Happy racer sfortunata a Pergusa

Happy racer sfortunata a Pergusa


Solo la sfortuna ha negato alla scuderia torinese un epilogo di Superstars e Gt Sprint International Series soddisfacente. Max Pigoli, protagonista nelle prove di qualifica, si arrende ad un problema meccanico alla Jaguar XF-R, Vittorio Bagnasco limita i danni conseguenti ad un “contatto” subito da un diretto avversario, congedandosi dall'atto finale di Sperlonga con una quarta e terza posizione nei due confronti di GTS Cup. Torino, 29 ottobre 2012 – Sono state le variabili negative, occorse su un tracciato che aveva inizialmente assecondato le ambizioni della vigilia, a negare alla scuderia Happy Racer un degno congedo dal palcoscenico di Superstars International Series 2012, in atto nel fine settimana sul tracciato siciliano di Pergusa. Non è bastato il secondo tempo conseguito nelle prove di qualifica ed una conseguente partenza dalla prima fila a Max Pigoli, costante protagonista con la Jaguar XF-R del team Ferlito ed arresosi a margine di una “Gara 1” che gli ha visto sfuggire una consolidata posizione di partenza, a seguito di un problema meccanico che gli ha negato la partenza per la gara conclusiva. Una variabile negativa che non ha cancellato, tuttavia, le impressioni destate nel corso della stagione, conclusa con una sesta posizione tricolore ed una nona “internazionale”, avvalorate da quella vittoria conseguita a Monza che lo aveva innalzato tra i principali protagonisti della serie fin dalle prime apparizioni stagionali.

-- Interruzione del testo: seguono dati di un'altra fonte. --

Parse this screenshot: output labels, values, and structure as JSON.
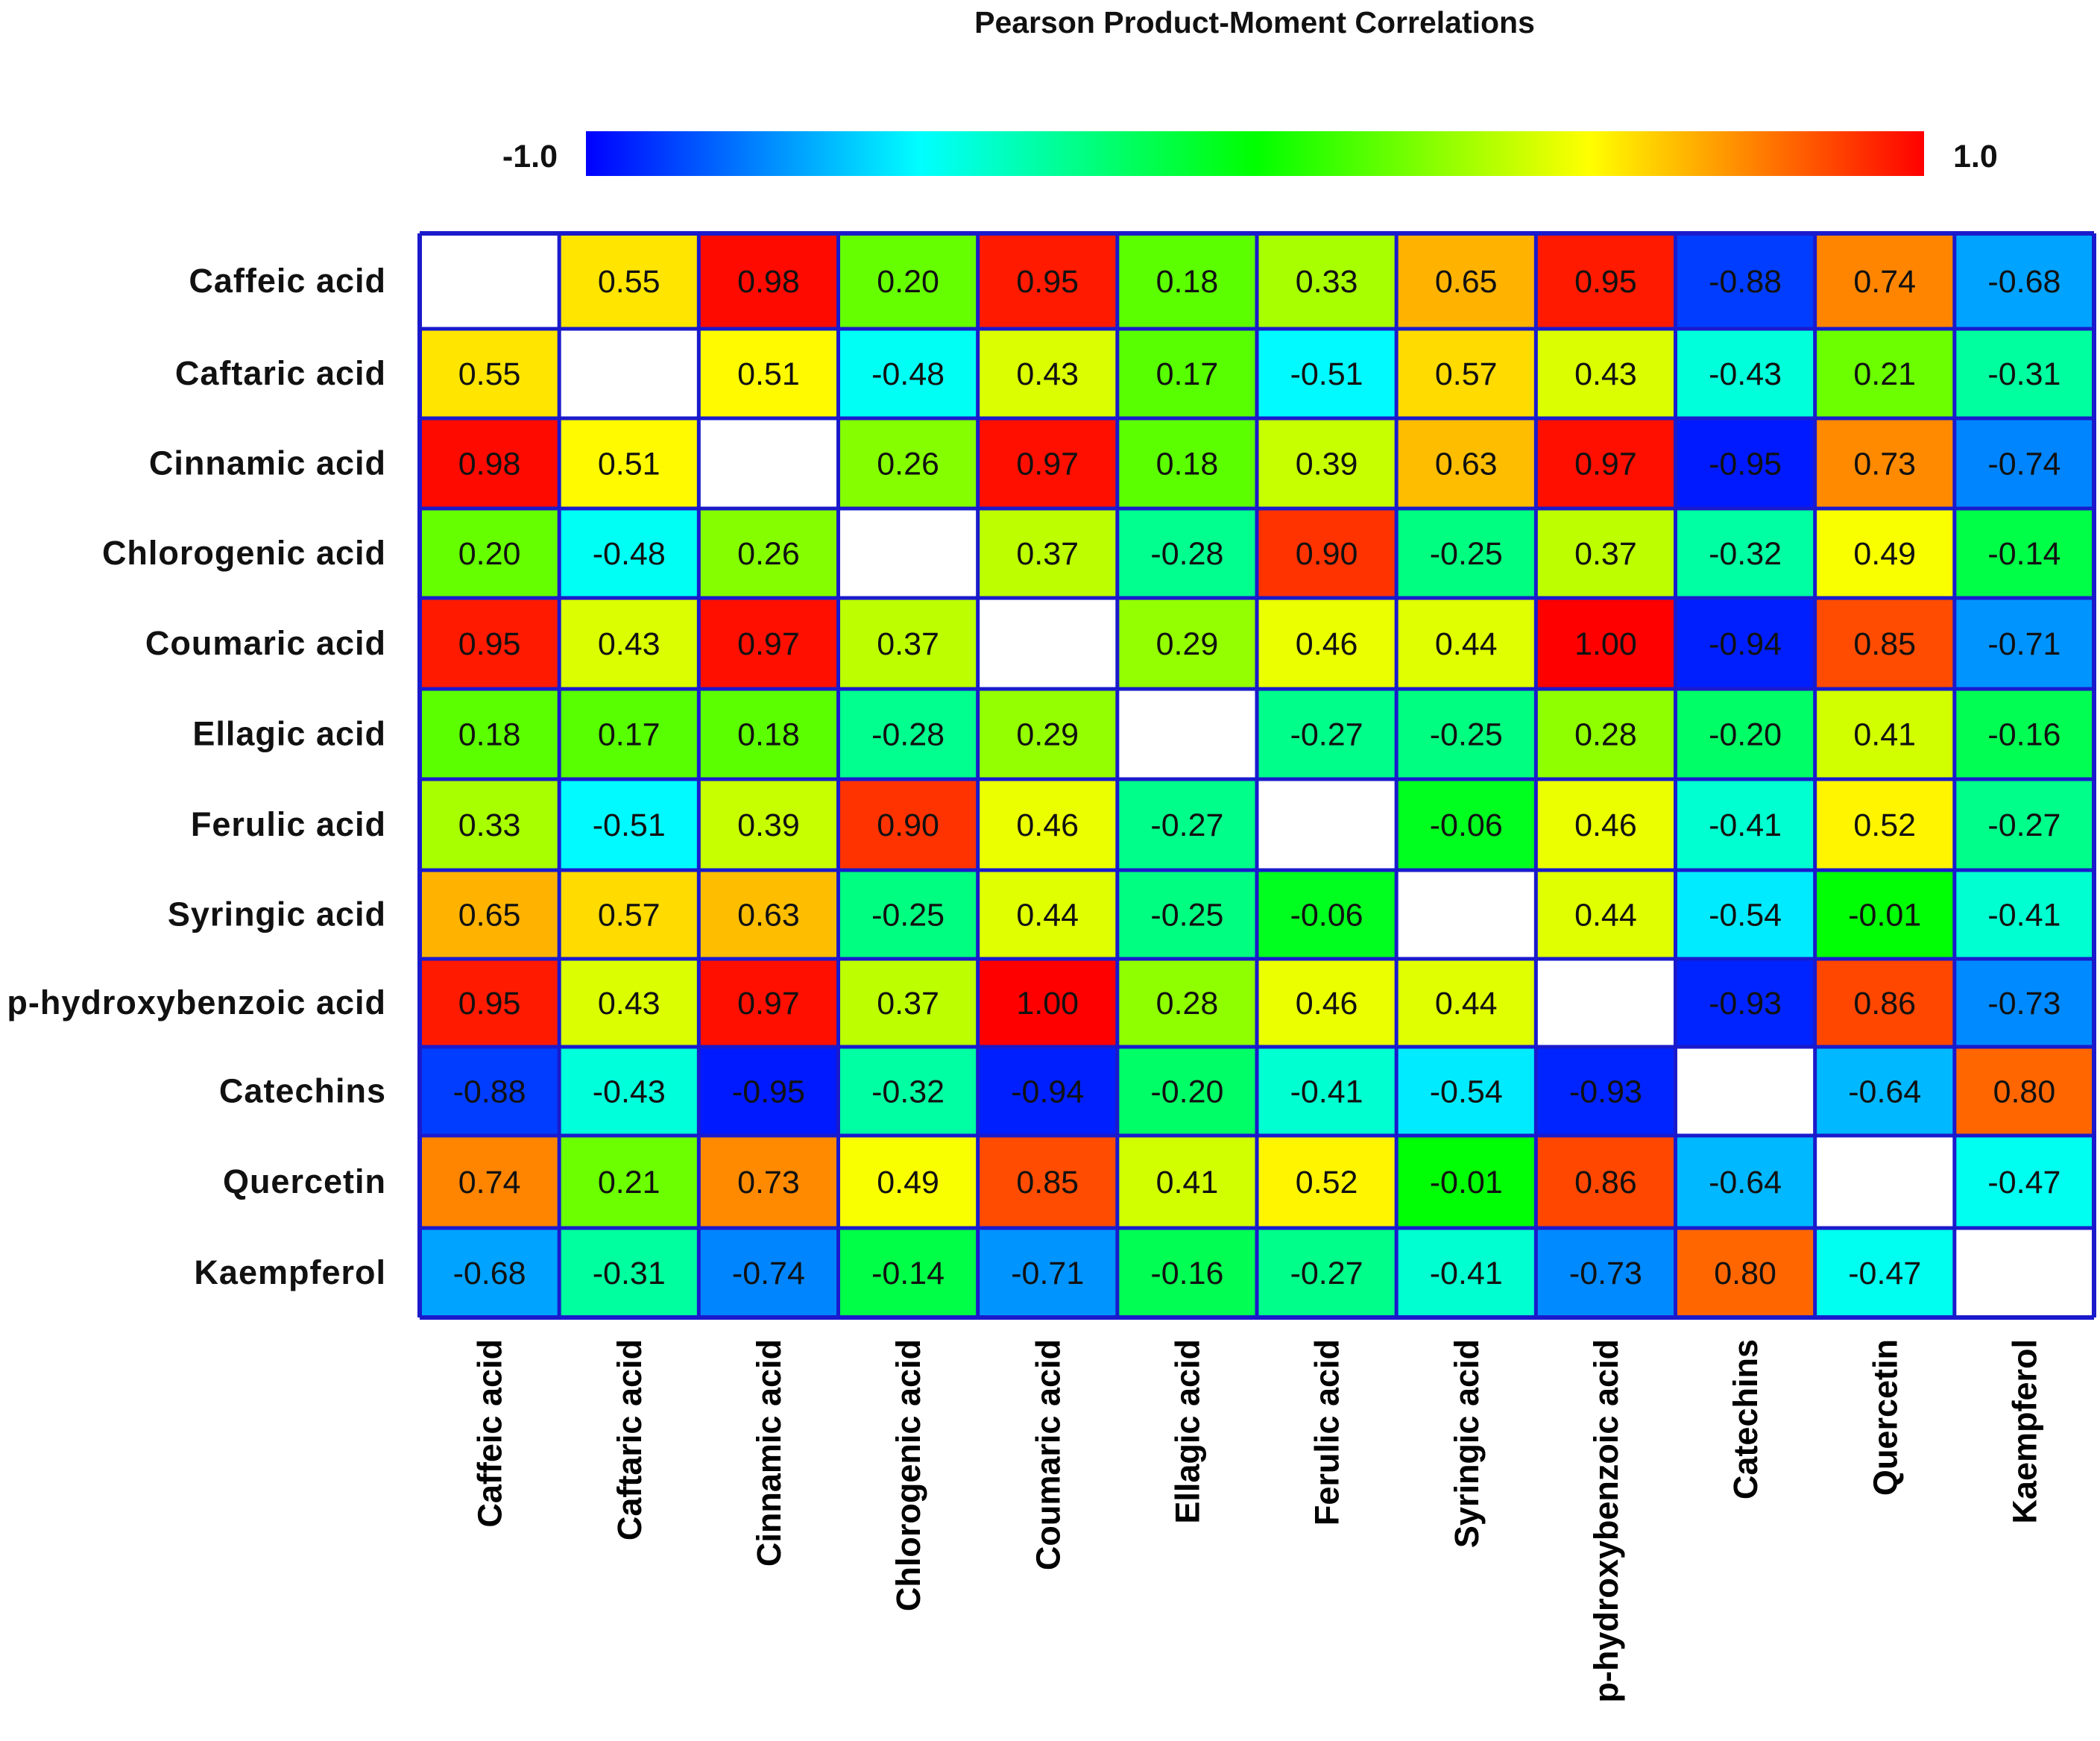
{
  "chart_data": {
    "type": "heatmap",
    "title": "Pearson Product-Moment Correlations",
    "colorbar": {
      "min_label": "-1.0",
      "max_label": "1.0",
      "range": [
        -1.0,
        1.0
      ],
      "colors": [
        "#0000ff",
        "#00ffff",
        "#00ff00",
        "#ffff00",
        "#ff0000"
      ]
    },
    "row_labels": [
      "Caffeic acid",
      "Caftaric acid",
      "Cinnamic acid",
      "Chlorogenic acid",
      "Coumaric acid",
      "Ellagic acid",
      "Ferulic acid",
      "Syringic acid",
      "p-hydroxybenzoic acid",
      "Catechins",
      "Quercetin",
      "Kaempferol"
    ],
    "col_labels": [
      "Caffeic acid",
      "Caftaric acid",
      "Cinnamic acid",
      "Chlorogenic acid",
      "Coumaric acid",
      "Ellagic acid",
      "Ferulic acid",
      "Syringic acid",
      "p-hydroxybenzoic acid",
      "Catechins",
      "Quercetin",
      "Kaempferol"
    ],
    "matrix": [
      [
        null,
        "0.55",
        "0.98",
        "0.20",
        "0.95",
        "0.18",
        "0.33",
        "0.65",
        "0.95",
        "-0.88",
        "0.74",
        "-0.68"
      ],
      [
        "0.55",
        null,
        "0.51",
        "-0.48",
        "0.43",
        "0.17",
        "-0.51",
        "0.57",
        "0.43",
        "-0.43",
        "0.21",
        "-0.31"
      ],
      [
        "0.98",
        "0.51",
        null,
        "0.26",
        "0.97",
        "0.18",
        "0.39",
        "0.63",
        "0.97",
        "-0.95",
        "0.73",
        "-0.74"
      ],
      [
        "0.20",
        "-0.48",
        "0.26",
        null,
        "0.37",
        "-0.28",
        "0.90",
        "-0.25",
        "0.37",
        "-0.32",
        "0.49",
        "-0.14"
      ],
      [
        "0.95",
        "0.43",
        "0.97",
        "0.37",
        null,
        "0.29",
        "0.46",
        "0.44",
        "1.00",
        "-0.94",
        "0.85",
        "-0.71"
      ],
      [
        "0.18",
        "0.17",
        "0.18",
        "-0.28",
        "0.29",
        null,
        "-0.27",
        "-0.25",
        "0.28",
        "-0.20",
        "0.41",
        "-0.16"
      ],
      [
        "0.33",
        "-0.51",
        "0.39",
        "0.90",
        "0.46",
        "-0.27",
        null,
        "-0.06",
        "0.46",
        "-0.41",
        "0.52",
        "-0.27"
      ],
      [
        "0.65",
        "0.57",
        "0.63",
        "-0.25",
        "0.44",
        "-0.25",
        "-0.06",
        null,
        "0.44",
        "-0.54",
        "-0.01",
        "-0.41"
      ],
      [
        "0.95",
        "0.43",
        "0.97",
        "0.37",
        "1.00",
        "0.28",
        "0.46",
        "0.44",
        null,
        "-0.93",
        "0.86",
        "-0.73"
      ],
      [
        "-0.88",
        "-0.43",
        "-0.95",
        "-0.32",
        "-0.94",
        "-0.20",
        "-0.41",
        "-0.54",
        "-0.93",
        null,
        "-0.64",
        "0.80"
      ],
      [
        "0.74",
        "0.21",
        "0.73",
        "0.49",
        "0.85",
        "0.41",
        "0.52",
        "-0.01",
        "0.86",
        "-0.64",
        null,
        "-0.47"
      ],
      [
        "-0.68",
        "-0.31",
        "-0.74",
        "-0.14",
        "-0.71",
        "-0.16",
        "-0.27",
        "-0.41",
        "-0.73",
        "0.80",
        "-0.47",
        null
      ]
    ],
    "diagonal": "blank",
    "grid_color": "#1a1acc"
  }
}
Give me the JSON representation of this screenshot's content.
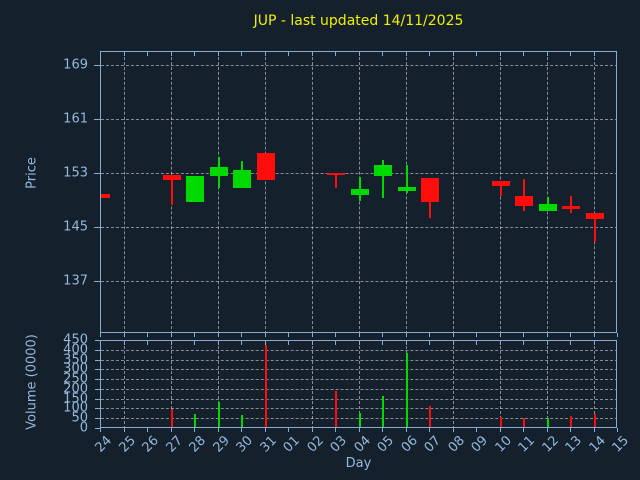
{
  "title": "JUP - last updated 14/11/2025",
  "labels": {
    "price_axis": "Price",
    "volume_axis": "Volume (0000)",
    "x_axis": "Day"
  },
  "colors": {
    "background": "#15202d",
    "frame": "#85abd0",
    "tick_label": "#93b8da",
    "title": "#f0f000",
    "grid": "rgba(208,214,220,0.6)",
    "up": "#00da00",
    "down": "#ff0d0d"
  },
  "chart_data": [
    {
      "type": "candlestick",
      "title": "JUP - last updated 14/11/2025",
      "xlabel": "Day",
      "ylabel": "Price",
      "x_categories": [
        "24",
        "25",
        "26",
        "27",
        "28",
        "29",
        "30",
        "31",
        "01",
        "02",
        "03",
        "04",
        "05",
        "06",
        "07",
        "08",
        "09",
        "10",
        "11",
        "12",
        "13",
        "14",
        "15"
      ],
      "yticks": [
        169,
        161,
        153,
        145,
        137
      ],
      "ylim": [
        129.3,
        171.1
      ],
      "grid": true,
      "legend": "none",
      "candles": [
        {
          "day": "24",
          "open": 150.0,
          "high": 150.0,
          "low": 149.5,
          "close": 149.5,
          "direction": "down"
        },
        {
          "day": "27",
          "open": 152.9,
          "high": 152.9,
          "low": 148.4,
          "close": 152.2,
          "direction": "down"
        },
        {
          "day": "28",
          "open": 148.8,
          "high": 152.7,
          "low": 148.8,
          "close": 152.7,
          "direction": "up"
        },
        {
          "day": "29",
          "open": 152.7,
          "high": 155.5,
          "low": 151.0,
          "close": 154.1,
          "direction": "up"
        },
        {
          "day": "30",
          "open": 151.0,
          "high": 155.0,
          "low": 151.0,
          "close": 153.6,
          "direction": "up"
        },
        {
          "day": "31",
          "open": 156.2,
          "high": 156.2,
          "low": 152.2,
          "close": 152.2,
          "direction": "down"
        },
        {
          "day": "03",
          "open": 153.2,
          "high": 153.2,
          "low": 151.0,
          "close": 152.8,
          "direction": "down"
        },
        {
          "day": "04",
          "open": 149.9,
          "high": 152.6,
          "low": 149.0,
          "close": 150.8,
          "direction": "up"
        },
        {
          "day": "05",
          "open": 152.7,
          "high": 155.1,
          "low": 149.4,
          "close": 154.3,
          "direction": "up"
        },
        {
          "day": "06",
          "open": 150.5,
          "high": 154.3,
          "low": 150.2,
          "close": 151.1,
          "direction": "up"
        },
        {
          "day": "07",
          "open": 152.4,
          "high": 152.4,
          "low": 146.5,
          "close": 148.9,
          "direction": "down"
        },
        {
          "day": "10",
          "open": 152.0,
          "high": 152.0,
          "low": 149.8,
          "close": 151.2,
          "direction": "down"
        },
        {
          "day": "11",
          "open": 149.8,
          "high": 152.3,
          "low": 147.6,
          "close": 148.3,
          "direction": "down"
        },
        {
          "day": "12",
          "open": 147.5,
          "high": 149.6,
          "low": 147.5,
          "close": 148.5,
          "direction": "up"
        },
        {
          "day": "13",
          "open": 148.3,
          "high": 149.7,
          "low": 147.2,
          "close": 147.8,
          "direction": "down"
        },
        {
          "day": "14",
          "open": 147.3,
          "high": 147.3,
          "low": 143.0,
          "close": 146.4,
          "direction": "down"
        }
      ]
    },
    {
      "type": "bar",
      "ylabel": "Volume (0000)",
      "xlabel": "Day",
      "yticks": [
        450,
        400,
        350,
        300,
        250,
        200,
        150,
        100,
        50,
        0
      ],
      "ylim": [
        0,
        450
      ],
      "grid": true,
      "bars": [
        {
          "day": "24",
          "value": 0,
          "direction": "down"
        },
        {
          "day": "27",
          "value": 100,
          "direction": "down"
        },
        {
          "day": "28",
          "value": 75,
          "direction": "up"
        },
        {
          "day": "29",
          "value": 140,
          "direction": "up"
        },
        {
          "day": "30",
          "value": 70,
          "direction": "up"
        },
        {
          "day": "31",
          "value": 430,
          "direction": "down"
        },
        {
          "day": "03",
          "value": 195,
          "direction": "down"
        },
        {
          "day": "04",
          "value": 80,
          "direction": "up"
        },
        {
          "day": "05",
          "value": 170,
          "direction": "up"
        },
        {
          "day": "06",
          "value": 390,
          "direction": "up"
        },
        {
          "day": "07",
          "value": 120,
          "direction": "down"
        },
        {
          "day": "10",
          "value": 60,
          "direction": "down"
        },
        {
          "day": "11",
          "value": 55,
          "direction": "down"
        },
        {
          "day": "12",
          "value": 55,
          "direction": "up"
        },
        {
          "day": "13",
          "value": 65,
          "direction": "down"
        },
        {
          "day": "14",
          "value": 75,
          "direction": "down"
        }
      ]
    }
  ]
}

Quarta posizione in Gara 1 e terzo gradino del podio in Gara 2 per il pilota siciliano Vittorio Bagnasco. Al volante della Porsche 997 curata dal team Happy Racer by GDL, il portacolori della scuderia di Via San Luigi è stato limitato da un contatto subito da un diretto avversario nel corso della prima metà della sessione. Un particolare che ha limitato pesantemente una condotta che lo aveva eletto primattore GTS Cup in occasione delle qualifiche, concretizzando una strepitosa pole position. Un contatto tra il

primo inseguitore ed il “cerchio” della Porsche 997 di Bagnasco, parentesi che gli ha negato la prima posizione provvisoria e che lo ha retrocesso in classifica, fino a quella quarta piazza consolidata a seguito di una rimonta testimoniata da agonismo e consapevolezza delle proprie, indiscusse, potenzialità. Terzo gradino del podio in Gara 2, a seguito di una prima parte di sessione che ha visto il pilota siciliano protagonista di una manovra atta a scongiurare un secondo, sfortunato contatto con un altro concorrente che avrebbe compromesso definitivamente una prima piazza provvisoria legittimata da una prestazione votata all'aggressività. Un decisivo “allargamento” di traiettoria che ha scongiurato il contatto ma che ha rallentato il pilota gialloblu, giunto sul terzo gradino del podio finale a conclusione di una stagione che lo ha incoronato tra i protagonisti della GTS Cup 2012, archiviata con una terza posizione.